Auckland Council has been cutting contracting costs to meet the financial shortfall caused by Covid-19 and warns that non-essential services and construction projects could be next on the block.
Council estimates that it will have lost $250 million in revenue for the financial year ending June 30 and that it will lose a further $450-$650 million in the following financial year.
Applications for grants for community facilities, such as halls and sports clubs, have been deferred and were set to be reviewed during Alert Level 2 as Mahurangi Matters went to press.
During lockdown, Council suspended 1100 contractors for operations such as public works, event operations and non-essential maintenance. This is estimated to have saved $100 million.
But at the same time, Council has had to provide emergency relief to Aucklanders, including 26,000 packages of food and essential supplies.
Tourists stuck in 14-day isolation have also benefited from 148 hotel rooms paid for by Council, while 17 rough sleepers have been homed in emergency accommodation.
In a letter to Aucklanders, Council’s finance and performance committee chair, Desley Simpson, warns that the city will have to make some difficult financial decisions.
About 60 per cent of Auckland’s revenue is generated outside of rates from sources such as dividends, public transport, parking, fuel tax and events – all of which have been impacted by Covid-19.
Cr Simpson says the 2020/2021 annual budget the Council consulted on earlier in the year is now untenable and further consultation with the public for a new budget will be made in coming weeks.
Meanwhile, ratepayers who can prove financial hardship will be able to defer their rates payment (due on May 28) until August 31 without penalty.

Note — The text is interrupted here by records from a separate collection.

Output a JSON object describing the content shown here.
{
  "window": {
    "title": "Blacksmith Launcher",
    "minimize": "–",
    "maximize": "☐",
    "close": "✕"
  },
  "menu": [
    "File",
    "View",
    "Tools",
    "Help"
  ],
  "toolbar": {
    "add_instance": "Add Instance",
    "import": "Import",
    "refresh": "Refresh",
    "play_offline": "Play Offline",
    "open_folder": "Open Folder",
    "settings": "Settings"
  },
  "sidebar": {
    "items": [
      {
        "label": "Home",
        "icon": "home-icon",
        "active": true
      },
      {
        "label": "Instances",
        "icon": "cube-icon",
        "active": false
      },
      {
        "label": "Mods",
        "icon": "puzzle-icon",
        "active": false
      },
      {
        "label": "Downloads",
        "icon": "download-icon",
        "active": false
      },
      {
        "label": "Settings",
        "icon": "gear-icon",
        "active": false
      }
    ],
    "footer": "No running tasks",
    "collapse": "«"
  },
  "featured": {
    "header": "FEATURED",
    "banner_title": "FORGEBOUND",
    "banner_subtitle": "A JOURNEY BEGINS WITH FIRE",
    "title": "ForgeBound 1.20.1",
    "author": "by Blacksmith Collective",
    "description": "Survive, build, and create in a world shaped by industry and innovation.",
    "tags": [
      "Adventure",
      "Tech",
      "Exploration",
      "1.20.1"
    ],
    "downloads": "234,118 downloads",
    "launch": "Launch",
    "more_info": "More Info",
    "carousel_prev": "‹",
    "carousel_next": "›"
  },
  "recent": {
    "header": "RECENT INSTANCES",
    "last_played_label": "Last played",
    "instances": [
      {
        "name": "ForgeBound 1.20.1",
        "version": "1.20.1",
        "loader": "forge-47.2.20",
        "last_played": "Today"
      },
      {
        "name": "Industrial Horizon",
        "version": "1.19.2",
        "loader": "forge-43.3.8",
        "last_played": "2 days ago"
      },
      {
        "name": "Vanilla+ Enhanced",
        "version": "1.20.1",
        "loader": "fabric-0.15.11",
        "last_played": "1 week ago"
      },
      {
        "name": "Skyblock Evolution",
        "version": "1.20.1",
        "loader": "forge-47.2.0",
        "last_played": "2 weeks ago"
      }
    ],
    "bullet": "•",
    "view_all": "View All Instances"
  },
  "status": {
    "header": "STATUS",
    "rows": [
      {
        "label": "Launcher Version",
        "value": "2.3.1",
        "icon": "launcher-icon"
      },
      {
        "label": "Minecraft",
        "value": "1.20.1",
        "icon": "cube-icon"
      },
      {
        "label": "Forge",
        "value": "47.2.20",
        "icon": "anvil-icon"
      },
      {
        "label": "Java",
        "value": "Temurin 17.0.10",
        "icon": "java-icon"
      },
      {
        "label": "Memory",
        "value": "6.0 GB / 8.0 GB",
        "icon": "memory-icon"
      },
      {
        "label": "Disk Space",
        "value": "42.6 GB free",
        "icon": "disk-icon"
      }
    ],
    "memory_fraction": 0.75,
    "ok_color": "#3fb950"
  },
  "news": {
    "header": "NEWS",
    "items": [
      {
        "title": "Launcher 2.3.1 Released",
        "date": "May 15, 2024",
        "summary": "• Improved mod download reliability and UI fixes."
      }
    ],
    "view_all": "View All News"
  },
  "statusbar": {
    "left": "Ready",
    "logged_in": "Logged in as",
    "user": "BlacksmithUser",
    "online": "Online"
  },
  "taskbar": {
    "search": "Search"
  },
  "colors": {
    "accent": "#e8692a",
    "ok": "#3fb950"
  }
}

Chair Simpson says instructions on how to request a deferred payment will be included in May’s rates notice.
A financial update recently released by Council warns that it will have to reduce spending from $2.6 billion to $1 billion in the next budget in order to stay within its debt limits.
The Council has to keep debt within 275 per cent of its revenue in order to maintain the city’s AA credit rating.
The report says that Council also has access to $1.2 billion of funds from 10 banks on standby.
These facilities are intended to provide liquidity in the event that the council is not able to access funding through the normal debt capital markets.
However, the report concludes that cuts to spending will likely still be necessary.
“The extent of capital expenditure reduction to maintain the debt-to-revenue ratio at 275 per cent is substantial,” it says.
“It would require many construction contracts to be cancelled and only delivering the most critical projects to maintain essential services and protect public safety.”